Trolls and dwarfs were pouring in at either end of the street.
“What would Corporal Carrot do at a time like this?” whispered Cuddy.
“He say, you bad people, make me angry, you stop toot sweet.”
“And then they'd go away, right?”
“Yeah.”
“What would happen if we tried that?”
“We look in gutter for our heads.”
“I think you're right.”
“You see that alley? It a nice alley. It say, hello. You outnumbered… 256+64+8+2+1 to 1. Drop in and see me.”
A club bounced off Detritus' helmet.
“Run!”
The two Watchmen sprinted for the alley. The impromptu armies watched them and then, differences momentarily forgotten, gave chase.
“Where this go?”
“It goes away from the people chasing us!”
“I like this alley.”
Behind them the pursuers, suddenly trying to make progress in a gap barely wide enough to accommodate a troll, realized that they were pushing and shoving with their mortal enemies and started to fight one another in the quickest, nastiest and above all narrowest battle ever held in the city.

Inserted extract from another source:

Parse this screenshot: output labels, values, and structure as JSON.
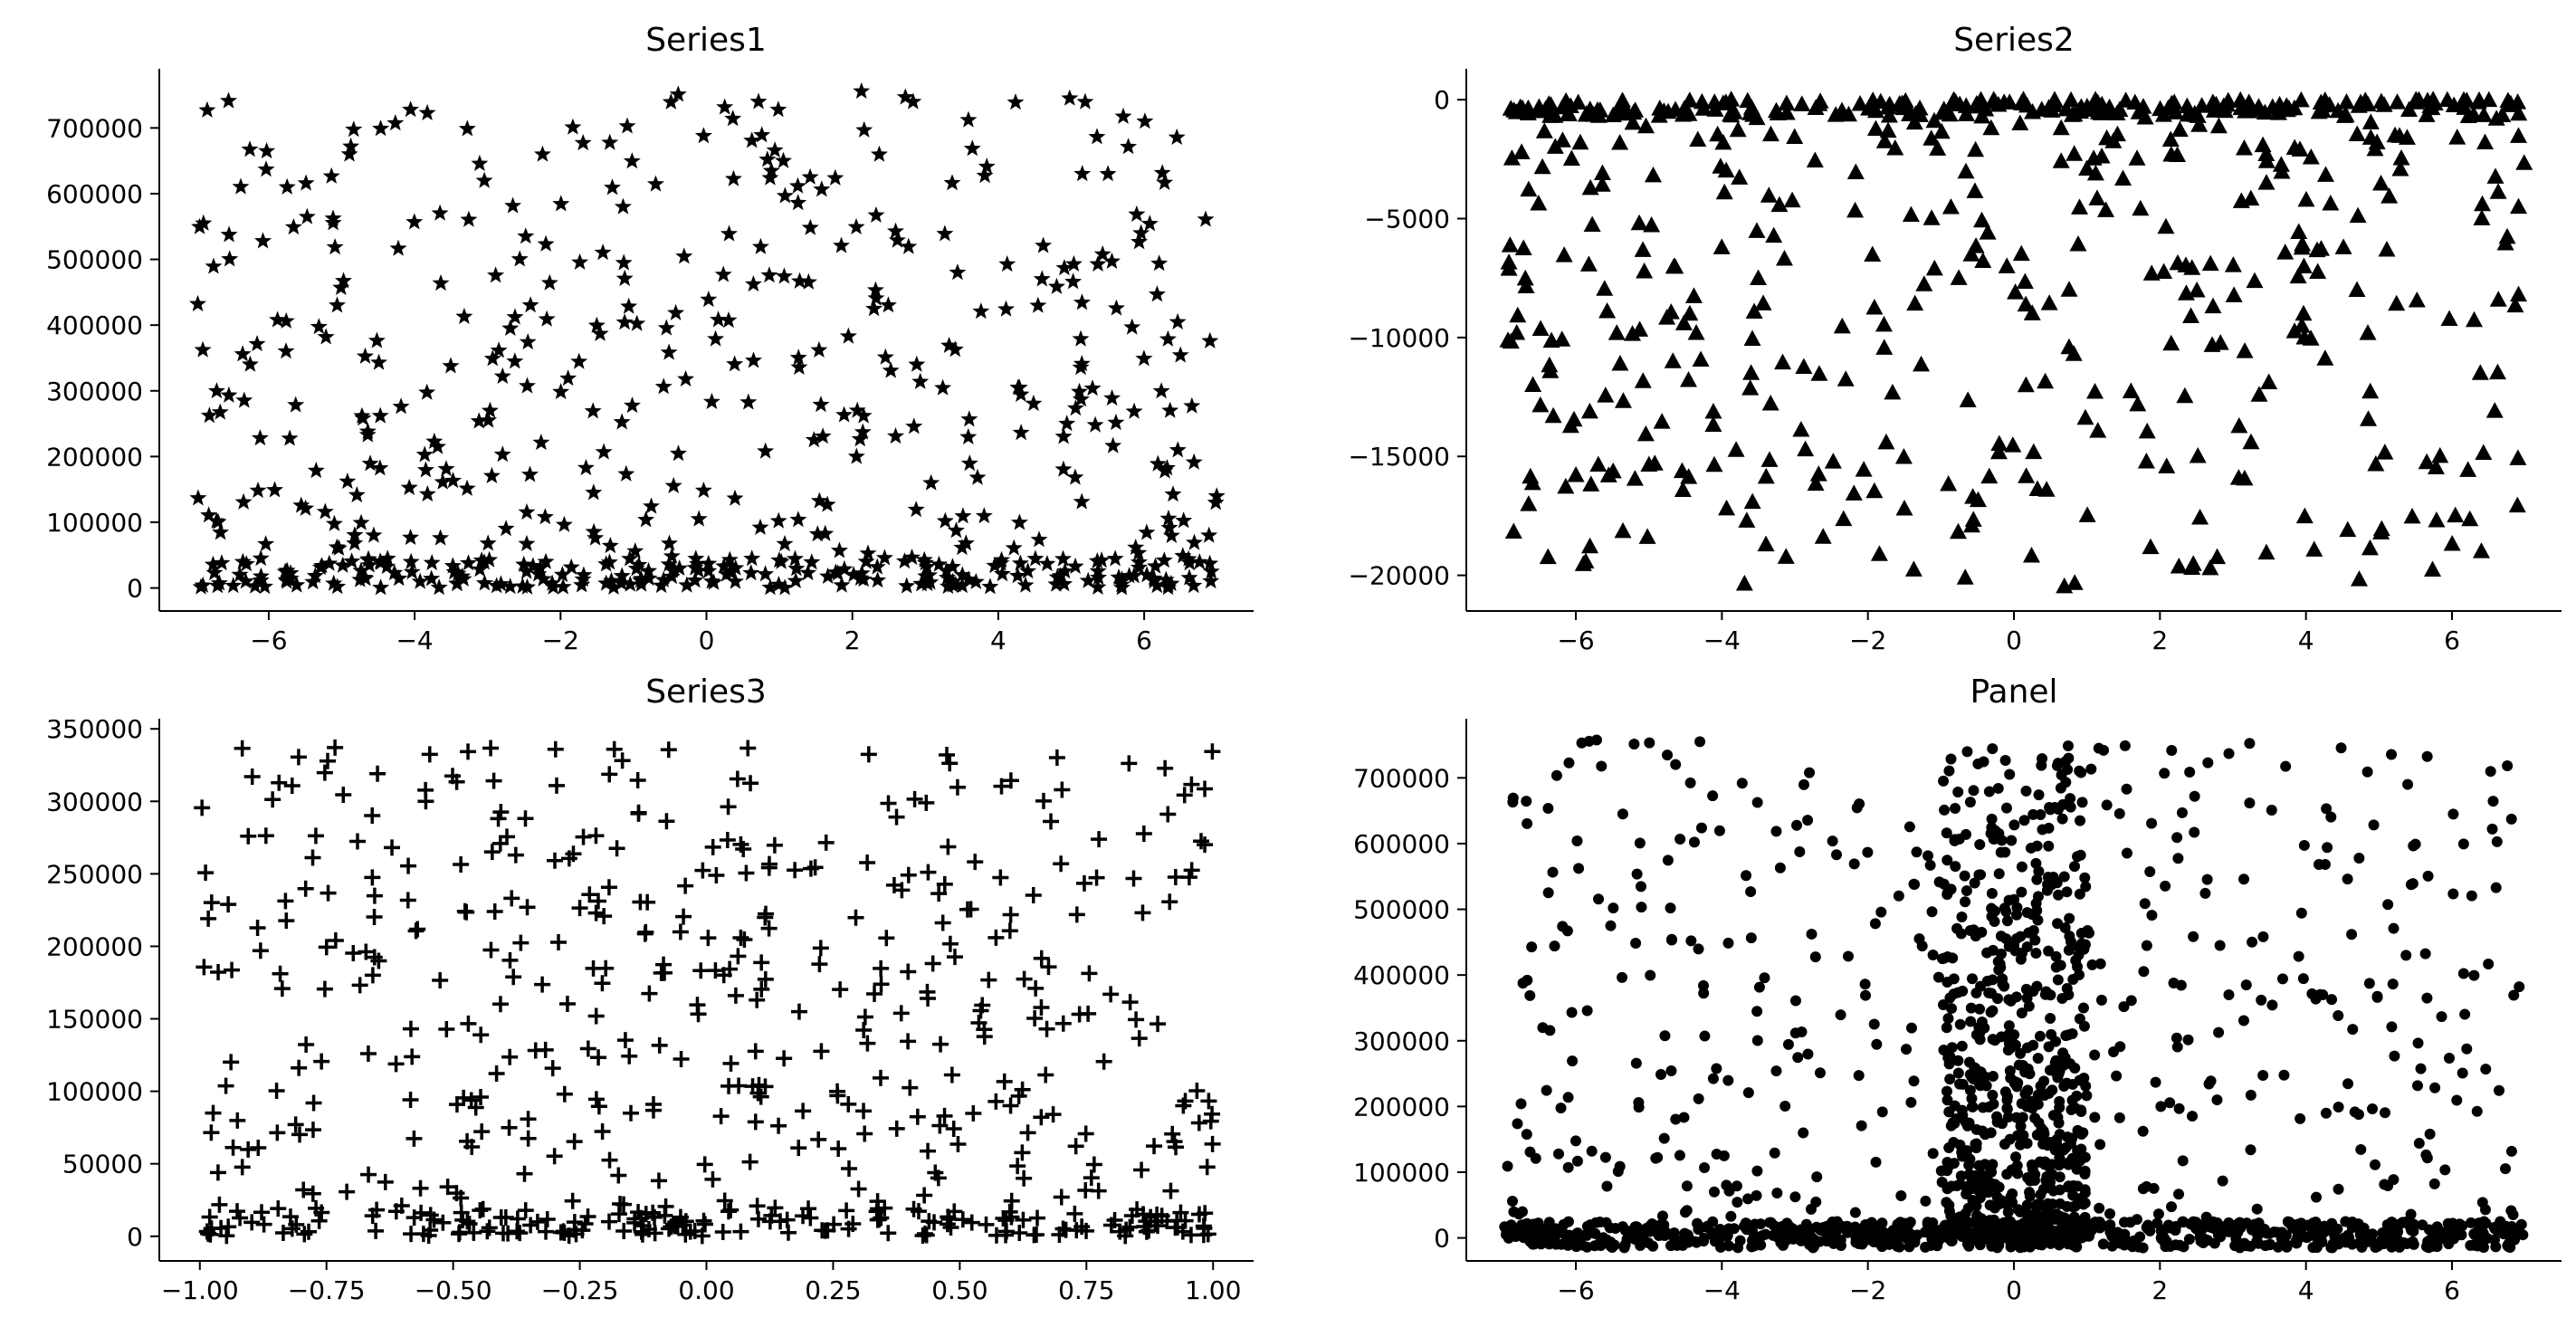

Cuddy waved Detritus to a halt and peered around a comer.
“I think we're safe,” he said. “All we have to do is get out of the other end of this and get back to the Watch House. OK?”
He turned around, failed to see the troll, took a step forward, and vanished temporarily from the world of men.
“Oh, no,” said Sergeant Colon. “He promised he wasn't going to touch it any more! Look, he's had a whole bottle!”
“What is it? Bearhugger's?” said Nobby.
“Shouldn't think so, he's still breathing. Come on, help me up with him.”